"It may be possible to design and construct genetically engineered 'designer' gene therapy for selectively delivering genes to any part of the body," said Andrew H. Baker, Ph.D., lead investigator of the study and a reader in molecular medicine at the University of Glasgow in Scotland. "We can't do that now because much of what's injected would be sequestered by the liver." The liver cleanses the blood of foreign material, among other functions.
Gene therapy involves inserting the treatment genes into a virus that is either harmless to humans or has had its disease-causing component removed. The virus is then injected or inserted into the body where it "infects" an area with gene therapy.
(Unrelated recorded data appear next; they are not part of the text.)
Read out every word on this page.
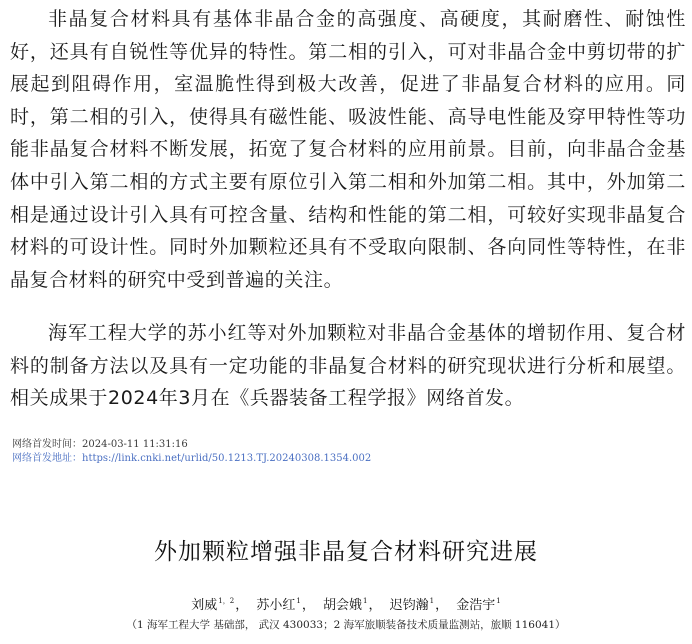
非晶复合材料具有基体非晶合金的高强度、高硬度，其耐磨性、耐蚀性好，还具有自锐性等优异的特性。第二相的引入，可对非晶合金中剪切带的扩展起到阻碍作用，室温脆性得到极大改善，促进了非晶复合材料的应用。同时，第二相的引入，使得具有磁性能、吸波性能、高导电性能及穿甲特性等功能非晶复合材料不断发展，拓宽了复合材料的应用前景。目前，向非晶合金基体中引入第二相的方式主要有原位引入第二相和外加第二相。其中，外加第二相是通过设计引入具有可控含量、结构和性能的第二相，可较好实现非晶复合材料的可设计性。同时外加颗粒还具有不受取向限制、各向同性等特性，在非晶复合材料的研究中受到普遍的关注。

海军工程大学的苏小红等对外加颗粒对非晶合金基体的增韧作用、复合材料的制备方法以及具有一定功能的非晶复合材料的研究现状进行分析和展望。相关成果于2024年3月在《兵器装备工程学报》网络首发。

网络首发时间：2024-03-11 11:31:16
网络首发地址：https://link.cnki.net/urlid/50.1213.TJ.20240308.1354.002
外加颗粒增强非晶复合材料研究进展
刘威$^{1,2}$， 苏小红$^1$， 胡会娥$^1$， 迟钧瀚$^1$， 金浩宇$^1$
（1 海军工程大学 基础部， 武汉 430033；2 海军旅顺装备技术质量监测站，旅顺 116041）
Baker's team redesigned a virus called adeno-associated virus (AAV) so that it is not quarantined by the liver, but rather remained in the bloodstream long enough to "infect" specific cells in the body -- in this case, the vascular endothelial cells (ECs). The new therapy targets vascular endothelial cells, which line the inside of blood vessels.
"Vascular endothelial cells, which are in continuous contact with the bloodstream and integrally involved in cardiovascular abnormalities, are appropriate targets for gene therapy," Baker said.
Baker said that AAV is important because it has the potential for long-term gene expression from a single dose. This is based on results from hemophilia studies from other laboratories in which the virus was used to deliver gene therapy. In these studies, Baker said that a single dose could last up to five years, possibly longer as the studies are ongoing. AAV is also a good choice because it does not cause disease in humans.